読了してから少し間が空いてしまったので、記憶違いがあるかも知れません。
前回の記事て『ラバー・ソウル』をハードボイルド物だと勘違いして読み始めたと書きましたが、それもあって次はハードボイルド物を読みたいと思っていました。
未読の物で読みたいと思っていた自分のリストの中で、最初は絶対外れないだろうと思っていた『新宿鮫』(内容は一切知りません)を読もうとしていたんですが、これまたずっと読みたいと思っていた『長いお別れ』が新訳版で創元推理文庫から4月末に出ることを知り、急遽切り替えて本作を選びました。
『新宿鮫』はまた今度ということで、絶対読みます。
さて新訳版の『長い別れ』ということで、自分は初読ですので代表的な清水俊二さん訳の物や村上春樹さん訳の物と比較は出来ません。
この翻訳による作風の違いについてはあとがきで詳しく書かれており、それもなかなか面白かったです。
さてハードボイルド物の代表格と言える本作ですが、シリーズ物の中の一冊だということは知りませんでした。
ハードボイルド物ではキャラクターがとても大事になると思いますが、本作の主人公・マーロウはとても魅力的だと読み初めてすぐ感じました。
他人を思いやるというタイプではなく、自分が思ったように行動する結果がたまたま他人を救う場合がある、というようなタイプの男だと認識しています。
ちなみに本作だとメッチャ強そうだなと思える描写はありますが、戦闘シーンはそれほど多くありません。
主人公マーロウとレノックスの奇妙な友情の物語なんですが、レノックスが出てくるのは序盤だけになります。
その後はレノックスの容疑を晴らすチャンスが訪れ、その為に?奮闘するマーロウの姿が描かれています。
それもレノックスを思いやって、というよりもレノックスを信じた自分を信じて行動していると言う方がしっくり来ます。
キャラクターは好きだと思える人物も多いんですが、内容はただただ長かったような印象でした。

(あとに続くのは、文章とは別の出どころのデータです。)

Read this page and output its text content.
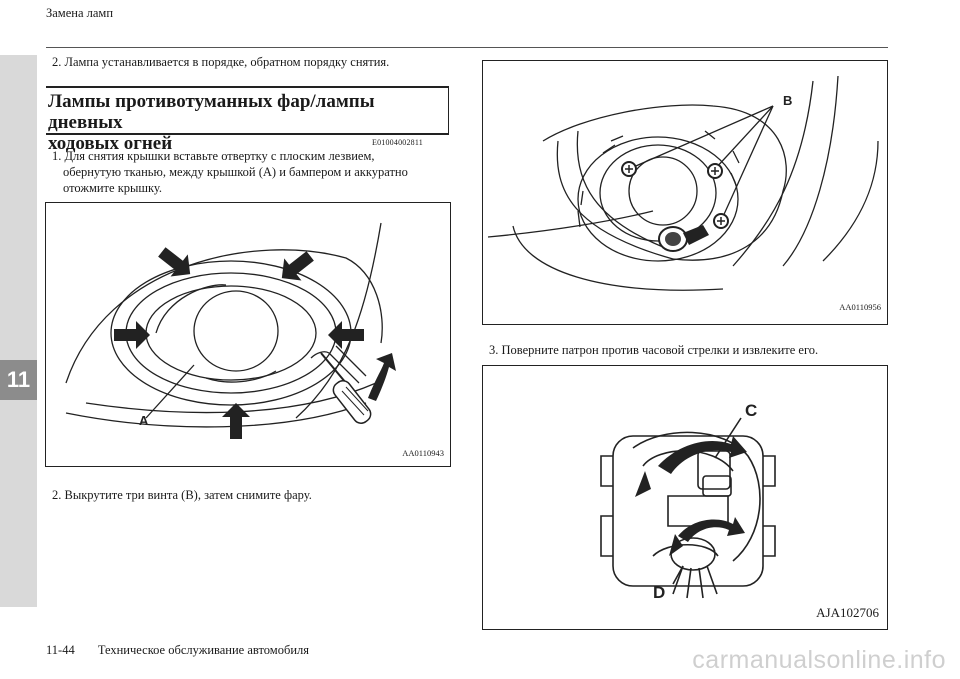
11
Замена ламп
2. Лампа устанавливается в порядке, обратном порядку снятия.
Лампы противотуманных фар/лампы дневных
ходовых огней	E01004002811
1. Для снятия крышки вставьте отвертку с плоским лезвием,
обернутую тканью, между крышкой (A) и бампером и аккуратно
отожмите крышку.
A
AA0110943
2. Выкрутите три винта (B), затем снимите фару.
B
AA0110956
3. Поверните патрон против часовой стрелки и извлеките его.
C
D
AJA102706
11-44 Техническое обслуживание автомобиля	carmanualsonline.info
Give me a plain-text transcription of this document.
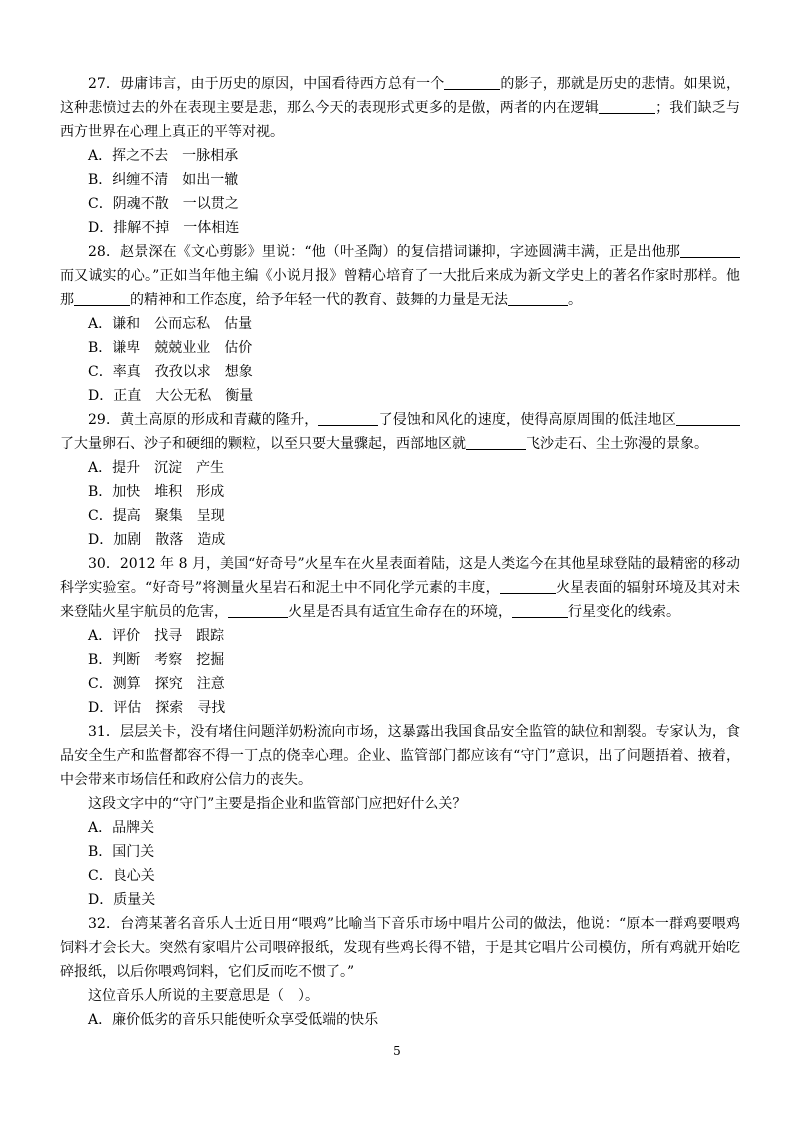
27．毋庸讳言，由于历史的原因，中国看待西方总有一个	的影子，那就是历史的悲情。如果说，这种悲愤过去的外在表现主要是悲，那么今天的表现形式更多的是傲，两者的内在逻辑	；我们缺乏与西方世界在心理上真正的平等对视。

A．挥之不去　一脉相承

B．纠缠不清　如出一辙

C．阴魂不散　一以贯之

D．排解不掉　一体相连

28．赵景深在《文心剪影》里说：“他（叶圣陶）的复信措词谦抑，字迹圆满丰满，正是出他那而又诚实的心。”正如当年他主编《小说月报》曾精心培育了一大批后来成为新文学史上的著名作家时那样。他那	的精神和工作态度，给予年轻一代的教育、鼓舞的力量是无法	。

A．谦和　公而忘私　估量

B．谦卑　兢兢业业　估价

C．率真　孜孜以求　想象

D．正直　大公无私　衡量

29．黄土高原的形成和青藏的隆升，	了侵蚀和风化的速度，使得高原周围的低洼地区了大量卵石、沙子和硬细的颗粒，以至只要大量骤起，西部地区就	飞沙走石、尘土弥漫的景象。

A．提升　沉淀　产生

B．加快　堆积　形成

C．提高　聚集　呈现

D．加剧　散落　造成

30．2012 年 8 月，美国“好奇号”火星车在火星表面着陆，这是人类迄今在其他星球登陆的最精密的移动科学实验室。“好奇号”将测量火星岩石和泥土中不同化学元素的丰度，	火星表面的辐射环境及其对未来登陆火星宇航员的危害，	火星是否具有适宜生命存在的环境，	行星变化的线索。

A．评价　找寻　跟踪

B．判断　考察　挖掘

C．测算　探究　注意

D．评估　探索　寻找

31．层层关卡，没有堵住问题洋奶粉流向市场，这暴露出我国食品安全监管的缺位和割裂。专家认为，食品安全生产和监督都容不得一丁点的侥幸心理。企业、监管部门都应该有“守门”意识，出了问题捂着、掖着，中会带来市场信任和政府公信力的丧失。

这段文字中的“守门”主要是指企业和监管部门应把好什么关？

A．品牌关

B．国门关

C．良心关

D．质量关

32．台湾某著名音乐人士近日用“喂鸡”比喻当下音乐市场中唱片公司的做法，他说：“原本一群鸡要喂鸡饲料才会长大。突然有家唱片公司喂碎报纸，发现有些鸡长得不错，于是其它唱片公司模仿，所有鸡就开始吃碎报纸，以后你喂鸡饲料，它们反而吃不惯了。”

这位音乐人所说的主要意思是（　）。

A．廉价低劣的音乐只能使听众享受低端的快乐

5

推理小説らしく、色々な行動や事実には裏がある訳です。
マーロウは自分で推理をしていて、それに基づいて色々な行動をしているようなんですが、どんな推理を組み立ているのかは読者側にはよく分かりません。
段々と何となくの推理が出来るようにはなってくるんですが、それは大体の事に片がついてからになります。
それは他の推理小説でも同じなんですが、情緒不安定な人物が多くて読んでいて疲れてしまいました。
アメリカ人らしいと言って良いのか分かりませんが、感情的に話す人物が多い中でマーロウだけが冷静だった気がします。
そのマーロウも回りくどい慎重なやり方(最後は大胆)で、それもある意味しんどかったです。
「別れを告げるということは、ほんの少し死ぬことだ」
これが本作の全てを表している台詞だと思います。
考えるな感じろ、と言わんばかりの男らしい雰囲気と読後感は好きです。
ただその余韻に浸るというよりも、「長かった…」と思ってしまったことは否めないです。
レイモンド・チャンドラーの他の作品も読んでみたいとは思いました。